Updated: Feb 25
There is a lot of excitement in the lymphoedema community about the use of indocyanine green (ICG) dye and fluorescent imaging to observe lymph flow through superficial lymphatics. I have provided a brief summary of two recent articles and offer some thoughts in the future potential uses of this exciting new imaging technique.
What is ICG fluoroscopy (near infra-red imaging, NIR)
Also called near-infrared fluorescence imaging (NIRFI) or near-infrared fluorescence lymphatic imaging (NIRFLI) the technique uses a very small subdermal injection of the ICG dye (usually used for cardiac imaging). As all dyes are lymph-obligatory-load, whatever dye enters the subdermal spaces will be taken up by the initial lymph vessels (ILV) and transported along the superficial collector vessels. In a darkened room, a specialised near infra-red camera can be used to visualise the fluorescing dye as it is passed along by the lymph collector vessels. Once the dye enters the deeper lymphatics it can no longer be visualised using this method.
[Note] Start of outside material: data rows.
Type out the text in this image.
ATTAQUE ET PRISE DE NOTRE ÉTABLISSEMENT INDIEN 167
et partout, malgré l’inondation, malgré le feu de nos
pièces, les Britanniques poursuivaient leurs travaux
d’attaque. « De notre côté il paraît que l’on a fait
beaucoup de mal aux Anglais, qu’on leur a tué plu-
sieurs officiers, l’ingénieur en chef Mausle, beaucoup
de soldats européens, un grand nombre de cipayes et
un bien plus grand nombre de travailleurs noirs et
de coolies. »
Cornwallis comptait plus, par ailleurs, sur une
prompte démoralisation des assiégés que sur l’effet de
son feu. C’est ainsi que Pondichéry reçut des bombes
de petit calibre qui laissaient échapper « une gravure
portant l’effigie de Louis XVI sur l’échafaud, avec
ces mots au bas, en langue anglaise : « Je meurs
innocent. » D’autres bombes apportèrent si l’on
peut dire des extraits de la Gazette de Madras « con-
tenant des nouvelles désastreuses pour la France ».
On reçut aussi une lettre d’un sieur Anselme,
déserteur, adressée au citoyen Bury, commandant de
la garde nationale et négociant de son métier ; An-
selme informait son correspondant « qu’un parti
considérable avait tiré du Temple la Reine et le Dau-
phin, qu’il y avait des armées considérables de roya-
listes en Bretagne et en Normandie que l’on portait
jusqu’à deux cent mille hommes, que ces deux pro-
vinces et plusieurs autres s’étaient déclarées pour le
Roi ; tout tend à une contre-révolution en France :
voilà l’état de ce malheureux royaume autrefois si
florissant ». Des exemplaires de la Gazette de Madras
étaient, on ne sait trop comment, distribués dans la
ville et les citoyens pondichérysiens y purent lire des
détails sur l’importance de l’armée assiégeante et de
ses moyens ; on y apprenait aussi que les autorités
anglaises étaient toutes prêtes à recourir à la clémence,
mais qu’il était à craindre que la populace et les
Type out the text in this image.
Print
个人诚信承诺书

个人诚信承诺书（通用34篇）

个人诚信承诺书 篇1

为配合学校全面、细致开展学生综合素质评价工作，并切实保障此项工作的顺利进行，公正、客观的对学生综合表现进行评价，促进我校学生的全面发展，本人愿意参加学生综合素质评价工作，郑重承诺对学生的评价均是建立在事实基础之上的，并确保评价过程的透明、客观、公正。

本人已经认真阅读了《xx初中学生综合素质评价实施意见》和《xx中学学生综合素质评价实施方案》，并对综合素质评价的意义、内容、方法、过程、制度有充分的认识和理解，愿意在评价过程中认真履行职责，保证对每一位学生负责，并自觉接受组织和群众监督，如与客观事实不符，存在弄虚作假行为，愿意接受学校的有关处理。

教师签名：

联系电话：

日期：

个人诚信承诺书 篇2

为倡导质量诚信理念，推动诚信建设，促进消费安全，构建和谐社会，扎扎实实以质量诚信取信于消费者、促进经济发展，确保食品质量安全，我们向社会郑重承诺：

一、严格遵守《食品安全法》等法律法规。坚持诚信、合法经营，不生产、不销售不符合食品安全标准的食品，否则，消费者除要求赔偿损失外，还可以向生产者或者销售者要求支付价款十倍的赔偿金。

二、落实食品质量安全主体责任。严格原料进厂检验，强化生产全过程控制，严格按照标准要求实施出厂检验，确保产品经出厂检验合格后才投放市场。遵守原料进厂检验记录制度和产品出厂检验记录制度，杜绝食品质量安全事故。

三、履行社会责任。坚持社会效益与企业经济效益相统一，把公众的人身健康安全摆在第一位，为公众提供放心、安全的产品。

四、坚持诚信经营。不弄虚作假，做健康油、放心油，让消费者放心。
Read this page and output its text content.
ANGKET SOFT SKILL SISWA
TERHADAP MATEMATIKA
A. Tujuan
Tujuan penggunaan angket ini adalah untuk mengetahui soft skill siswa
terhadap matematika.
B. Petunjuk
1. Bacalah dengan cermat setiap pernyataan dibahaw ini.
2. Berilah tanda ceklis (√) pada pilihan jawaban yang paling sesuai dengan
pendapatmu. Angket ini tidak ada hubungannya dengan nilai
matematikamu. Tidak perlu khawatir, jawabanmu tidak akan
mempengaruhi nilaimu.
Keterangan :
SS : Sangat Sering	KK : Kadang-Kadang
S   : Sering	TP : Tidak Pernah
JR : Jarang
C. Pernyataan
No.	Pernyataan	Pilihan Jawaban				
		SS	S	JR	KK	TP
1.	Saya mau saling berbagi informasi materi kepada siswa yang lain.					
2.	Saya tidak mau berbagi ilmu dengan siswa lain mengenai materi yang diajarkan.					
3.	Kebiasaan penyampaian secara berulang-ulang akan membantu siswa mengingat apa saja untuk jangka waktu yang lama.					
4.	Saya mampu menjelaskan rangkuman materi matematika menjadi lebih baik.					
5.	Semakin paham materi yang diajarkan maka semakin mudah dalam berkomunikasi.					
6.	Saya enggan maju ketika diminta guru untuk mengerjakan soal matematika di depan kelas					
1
Study 1: Using NIR to measure the effects of MLD
Lopera C., Worsley P.R., Bader D.L. & Fenlon D. Investigating the Short-Term Effects of Manual Lymphatic Drainage and Compression Garment Therapies on Lymphatic Function Using Near-Infrared Imaging. Lymphatic Research and Biology 15.3 (2017): 235-240. doi:10.1089/lrb.2017.0001
This study measured the effect of manual lymph drainage (MLD) and compression on lymph flow in the upper limb of nine people without lymphoedema. Video images of lymph vessels in the forearm were collected before and after 15-minutes of MLD and again after 10 minutes of compression with a class 2 off-the-shelf compression sleeve (Juzo). MLD techniques were as described by Vodder and included: stationary circles at the upper arm close to the axillary lymph nodes, pump and scoop technique at the upper arm, stationary circles over the cubital lymph nodes, pump and scoop at the forearm, and pump and scoop progressing over the entire arm toward the axilla.
The effect of MLD was measured as the speed (millimetres/second) at which 'parcels' of lymph were passed along the vessel. The group median was 6.7 mm/s before MLD and doubled to 13.3 mm/s after 15 minutes of treatment. After a further 10 minutes of garment use, the median was 10.5 mm/s. These results were statistically significant (p<0.05) which reduces the likelihood that they occurred by chance.
Study 2: Using NIRFLI to determine how much pressure is needed to stop lymph flow
Belgrado, J. P., Vandermeeren, L., Vankerckhove, S., Valsamis, J. B., Malloizel-Delaunay, J., Moraine, J. J., & Liebens, F. (2016). Near-Infrared Fluorescence Lymphatic Imaging to Reconsider Occlusion Pressure of Superficial Lymphatic Collectors in Upper Extremities of Healthy Volunteers. Lymphatic Research and Biology, 14(2), 70-77. doi:10.1089/lrb.2015.0040
Image from Belgrado et al (2016). doi:10.1089/lrb.2015.0040 View online here
This study used a clear blood pressure cuff so the superficial lymph vessels could still be visualised under the cuff. The pressure in the cuff was gradually increased until the flow of lymph underneath was stopped. In the upper arm of 30 healthy volunteers without lymphoedema it took 80 mmHg to stop the flow in most people. For a few, it took up to 100 mmHg to stop the lymph altogether. They also did some lymphatic stimulating techniques in this group so its a bit hard to tease out what the occlusion pressure would be in an arm that had no simultaneous lymphatic stimulation.
What the results mean for lymphoedema
Since neither study was on people with lymphoedema, we can't draw direct conclusions about ICG for lymphoedema from these two studies. But they did show that;
there is a high degree of variability in normal lymph flow between individuals
stimulating the lymphatic system using MLD increases lymph flow
lymphatic pumping can be maintained under external pressures up to 80mmHg
What is the future of fluorescent imaging in lymphoedema
Such clear imaging of any functioning lymph vessels under the skin has many potential applications and is already used pre-operatively in micro-vascular surgery such as lympho-venous anastamosis.
It may also provide insights in non-surgical settings for difficult cases, but how practical it will be to guide conservative treatment for existing lymphoedema remains to be seen. From a clinical perspective, we already have bio-impedance spectroscopy (BIS) to detect and monitor sub-clinical oedema and I don't see an invasive technique such as the ICG injection replacing this, other than in difficult cases.
The technique does have huge potential in research - but first we need some reliability studies to see if it delivers the same results with different operators. We also need to establish standardised methodologies re the way the injection is performed and how the imaging is captured. Once we know it is a valid method for measuring lymphatic function in people with lymphoedema then we can use it to literally 'show' the effectiveness of different interventions.